In 4 games, the Reds surrendered 46 total runs, the most in any single 4-game series they have played since films had no sound. In 4 games, the Cubs scored 46 total runs, the most in any 4-game series they have played since the days where wind and horse were still preferred methods of travel.
The thing is, the Reds did manage to win a game within it all before the Cubs brontosaurused their way past them for the final three, and a funny thing happened between those two tide-turns: Major League Baseball’s trade deadline came, and went, with the two teams taking very divergent paths.
The Cubs took the opportunity to push chips in for this season, reaching out to the Washington Nationals for 3B Jeimer Candelario, perhaps the hottest bat moved all deadline, as well as relief help from Kansas City in the form of Jose Cuas. Perhaps more importantly, however, was their decision to pump the brakes publicly on potentially being a ‘seller,’ instead committing to keeping pending big ticket free-agents like Cody Bellinger and Marcus Stroman to continue their run.

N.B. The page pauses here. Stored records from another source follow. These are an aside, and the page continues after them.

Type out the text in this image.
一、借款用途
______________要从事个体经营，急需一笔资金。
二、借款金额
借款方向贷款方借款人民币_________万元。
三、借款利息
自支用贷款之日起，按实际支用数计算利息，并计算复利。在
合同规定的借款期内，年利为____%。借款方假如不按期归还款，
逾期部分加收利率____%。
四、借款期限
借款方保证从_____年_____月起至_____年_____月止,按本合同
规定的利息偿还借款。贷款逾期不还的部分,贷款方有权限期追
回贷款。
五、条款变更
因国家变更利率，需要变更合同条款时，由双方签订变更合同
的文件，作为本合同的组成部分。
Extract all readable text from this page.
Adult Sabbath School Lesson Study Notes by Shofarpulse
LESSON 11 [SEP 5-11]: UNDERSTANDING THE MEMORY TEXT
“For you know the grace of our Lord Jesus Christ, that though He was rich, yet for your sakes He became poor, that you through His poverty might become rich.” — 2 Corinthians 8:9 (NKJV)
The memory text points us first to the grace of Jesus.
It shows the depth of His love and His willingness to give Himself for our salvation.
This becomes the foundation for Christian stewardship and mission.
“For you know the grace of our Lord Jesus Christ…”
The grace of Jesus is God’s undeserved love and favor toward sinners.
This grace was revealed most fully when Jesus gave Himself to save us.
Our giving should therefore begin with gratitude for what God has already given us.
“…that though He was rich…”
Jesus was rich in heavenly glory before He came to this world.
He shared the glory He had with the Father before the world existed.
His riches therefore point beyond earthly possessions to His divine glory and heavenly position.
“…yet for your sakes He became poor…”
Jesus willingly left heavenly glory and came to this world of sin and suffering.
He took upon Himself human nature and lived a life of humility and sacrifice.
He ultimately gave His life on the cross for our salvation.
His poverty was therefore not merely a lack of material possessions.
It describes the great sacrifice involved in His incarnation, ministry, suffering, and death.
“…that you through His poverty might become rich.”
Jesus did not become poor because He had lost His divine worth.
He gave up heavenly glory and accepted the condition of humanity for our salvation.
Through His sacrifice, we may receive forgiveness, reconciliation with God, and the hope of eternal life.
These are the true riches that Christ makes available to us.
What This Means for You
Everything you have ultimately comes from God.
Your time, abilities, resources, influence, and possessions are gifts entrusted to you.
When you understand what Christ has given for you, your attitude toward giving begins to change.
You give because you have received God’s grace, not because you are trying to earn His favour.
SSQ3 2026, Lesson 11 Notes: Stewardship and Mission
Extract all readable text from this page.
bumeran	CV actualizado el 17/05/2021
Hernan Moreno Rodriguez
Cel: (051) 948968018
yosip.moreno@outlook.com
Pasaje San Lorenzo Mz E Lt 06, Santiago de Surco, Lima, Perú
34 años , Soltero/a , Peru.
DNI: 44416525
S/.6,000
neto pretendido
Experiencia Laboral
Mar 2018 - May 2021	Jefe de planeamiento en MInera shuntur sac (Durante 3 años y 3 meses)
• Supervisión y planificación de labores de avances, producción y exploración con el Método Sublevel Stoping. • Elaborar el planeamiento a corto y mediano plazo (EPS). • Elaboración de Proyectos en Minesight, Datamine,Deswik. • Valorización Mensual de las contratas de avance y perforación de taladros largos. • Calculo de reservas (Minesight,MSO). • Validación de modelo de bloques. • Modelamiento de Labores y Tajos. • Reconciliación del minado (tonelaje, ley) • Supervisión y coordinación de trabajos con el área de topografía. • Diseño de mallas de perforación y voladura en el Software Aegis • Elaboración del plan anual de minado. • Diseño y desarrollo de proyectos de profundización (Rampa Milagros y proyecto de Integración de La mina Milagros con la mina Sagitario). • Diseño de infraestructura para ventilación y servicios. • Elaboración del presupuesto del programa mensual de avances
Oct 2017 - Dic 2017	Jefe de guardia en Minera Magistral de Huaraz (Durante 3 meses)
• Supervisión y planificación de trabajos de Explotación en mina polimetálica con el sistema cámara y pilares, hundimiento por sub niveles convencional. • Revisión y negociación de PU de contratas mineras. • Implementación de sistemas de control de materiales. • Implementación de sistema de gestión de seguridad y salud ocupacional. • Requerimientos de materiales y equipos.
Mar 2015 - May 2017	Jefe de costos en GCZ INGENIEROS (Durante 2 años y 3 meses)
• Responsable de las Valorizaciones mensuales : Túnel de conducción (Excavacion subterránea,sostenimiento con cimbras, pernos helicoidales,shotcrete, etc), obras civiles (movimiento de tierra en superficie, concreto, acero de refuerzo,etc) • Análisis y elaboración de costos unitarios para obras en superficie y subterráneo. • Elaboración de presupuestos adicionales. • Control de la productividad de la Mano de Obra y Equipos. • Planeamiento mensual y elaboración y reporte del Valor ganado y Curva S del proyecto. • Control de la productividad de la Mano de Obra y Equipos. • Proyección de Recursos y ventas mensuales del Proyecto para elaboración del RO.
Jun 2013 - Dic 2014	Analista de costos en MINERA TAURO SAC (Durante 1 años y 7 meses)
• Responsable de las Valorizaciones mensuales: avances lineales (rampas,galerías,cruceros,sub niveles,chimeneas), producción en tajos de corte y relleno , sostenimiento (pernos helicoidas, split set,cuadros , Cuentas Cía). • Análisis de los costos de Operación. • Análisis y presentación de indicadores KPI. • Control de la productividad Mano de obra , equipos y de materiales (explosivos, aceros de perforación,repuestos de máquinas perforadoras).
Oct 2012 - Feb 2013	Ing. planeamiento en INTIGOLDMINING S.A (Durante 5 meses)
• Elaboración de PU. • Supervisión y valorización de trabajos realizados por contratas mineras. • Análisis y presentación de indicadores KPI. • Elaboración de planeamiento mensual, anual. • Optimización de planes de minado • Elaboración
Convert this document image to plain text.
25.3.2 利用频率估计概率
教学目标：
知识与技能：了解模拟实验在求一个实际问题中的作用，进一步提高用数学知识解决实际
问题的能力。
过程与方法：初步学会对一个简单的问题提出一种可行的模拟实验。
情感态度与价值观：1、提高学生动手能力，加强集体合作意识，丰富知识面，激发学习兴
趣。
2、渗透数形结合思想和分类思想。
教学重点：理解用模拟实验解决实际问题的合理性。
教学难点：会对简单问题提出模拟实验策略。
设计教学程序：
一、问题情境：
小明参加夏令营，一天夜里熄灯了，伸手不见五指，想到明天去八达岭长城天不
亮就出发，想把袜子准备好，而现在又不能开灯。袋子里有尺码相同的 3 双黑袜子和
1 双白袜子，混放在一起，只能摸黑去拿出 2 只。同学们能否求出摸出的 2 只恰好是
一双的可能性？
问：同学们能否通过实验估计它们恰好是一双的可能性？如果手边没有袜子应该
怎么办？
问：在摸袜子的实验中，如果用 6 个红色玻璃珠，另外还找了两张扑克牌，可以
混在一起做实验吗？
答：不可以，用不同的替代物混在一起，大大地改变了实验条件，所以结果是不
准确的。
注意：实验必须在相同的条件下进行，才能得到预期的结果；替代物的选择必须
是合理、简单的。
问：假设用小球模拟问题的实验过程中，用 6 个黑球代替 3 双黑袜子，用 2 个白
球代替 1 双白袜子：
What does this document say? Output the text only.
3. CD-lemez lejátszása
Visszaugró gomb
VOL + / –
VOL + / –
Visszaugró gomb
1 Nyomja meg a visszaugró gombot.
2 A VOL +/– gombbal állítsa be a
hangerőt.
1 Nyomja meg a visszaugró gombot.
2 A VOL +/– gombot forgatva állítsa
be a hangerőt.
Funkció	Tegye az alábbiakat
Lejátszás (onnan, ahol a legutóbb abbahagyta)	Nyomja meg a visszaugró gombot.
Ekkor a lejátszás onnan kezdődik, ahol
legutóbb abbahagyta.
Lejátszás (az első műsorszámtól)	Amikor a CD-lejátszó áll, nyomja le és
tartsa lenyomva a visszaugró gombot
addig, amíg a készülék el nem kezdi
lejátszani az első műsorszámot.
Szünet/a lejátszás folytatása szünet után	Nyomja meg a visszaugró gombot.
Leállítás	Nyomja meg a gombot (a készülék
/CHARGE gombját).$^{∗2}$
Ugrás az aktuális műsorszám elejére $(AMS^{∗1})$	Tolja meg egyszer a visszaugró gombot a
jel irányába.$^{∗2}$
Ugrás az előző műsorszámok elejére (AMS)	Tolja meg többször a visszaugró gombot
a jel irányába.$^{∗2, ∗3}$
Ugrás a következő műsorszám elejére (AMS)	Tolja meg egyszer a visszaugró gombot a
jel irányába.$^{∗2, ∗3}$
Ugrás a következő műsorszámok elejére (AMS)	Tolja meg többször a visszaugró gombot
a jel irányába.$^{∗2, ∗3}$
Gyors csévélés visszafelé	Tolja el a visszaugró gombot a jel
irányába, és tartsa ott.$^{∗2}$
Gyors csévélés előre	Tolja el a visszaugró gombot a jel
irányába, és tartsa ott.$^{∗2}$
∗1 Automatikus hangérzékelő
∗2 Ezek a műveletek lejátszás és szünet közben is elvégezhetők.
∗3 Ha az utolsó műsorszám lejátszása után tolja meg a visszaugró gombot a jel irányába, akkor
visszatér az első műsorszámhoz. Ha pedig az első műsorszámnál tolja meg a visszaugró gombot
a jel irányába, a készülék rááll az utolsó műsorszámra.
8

In hindsight, it’s precisely what they’d always planned to do, so long as they’d kept themselves within shouting distance in a division that was there for the taking. They’d spent large during the hot stove season to begin things, bringing in Dansby Swanson and Jameson Taillon while doling out an extension to Reds-killer Ian Happ. They had formed their core, waited to see it develop, and then augmented it when its needs finally became clear to make a 60ish game sprint towards the best this 2023 season could become.
The Reds did not. From the first pitch after the Reds did not, it looked like the players on the Reds wished they had.
Ben Lively got hurt, the exhausted bullpen further wilted, catcher Luke Maile didn’t just pitch, he pitched twice, and the end result of the entire mid-week debacle features the Reds no longer in 1st place in the division and the Cubs, energized and augmented as they are, now just 2 games back of the club they just ransacked, their +79 run differential dwarfing that of the Reds (-19) and everyone else in the division. In failing to become the beast of the division, the Reds, in turn, helped unleash the Cubs as that new beast.
There’s still a lot to be excited about in Cincinnati for this season, and there’s still the chance they surprise us down the stretch the way they surprised the world through the season’s first 100 games, but the rookie-laden club sure could have used some help to make that happen. They’re home again, finally, with 11 of their next 14 in GABP, and perhaps that’s the fuel they need to hit the gas pedal a bit once again. Still, at the very point of the season where a series could have signaled a turning point, it sure felt like that series saw things take a turn, and the Reds are going to need to burn through their brake pads slamming on them immediately to have any chance of fixing that before it’s too late.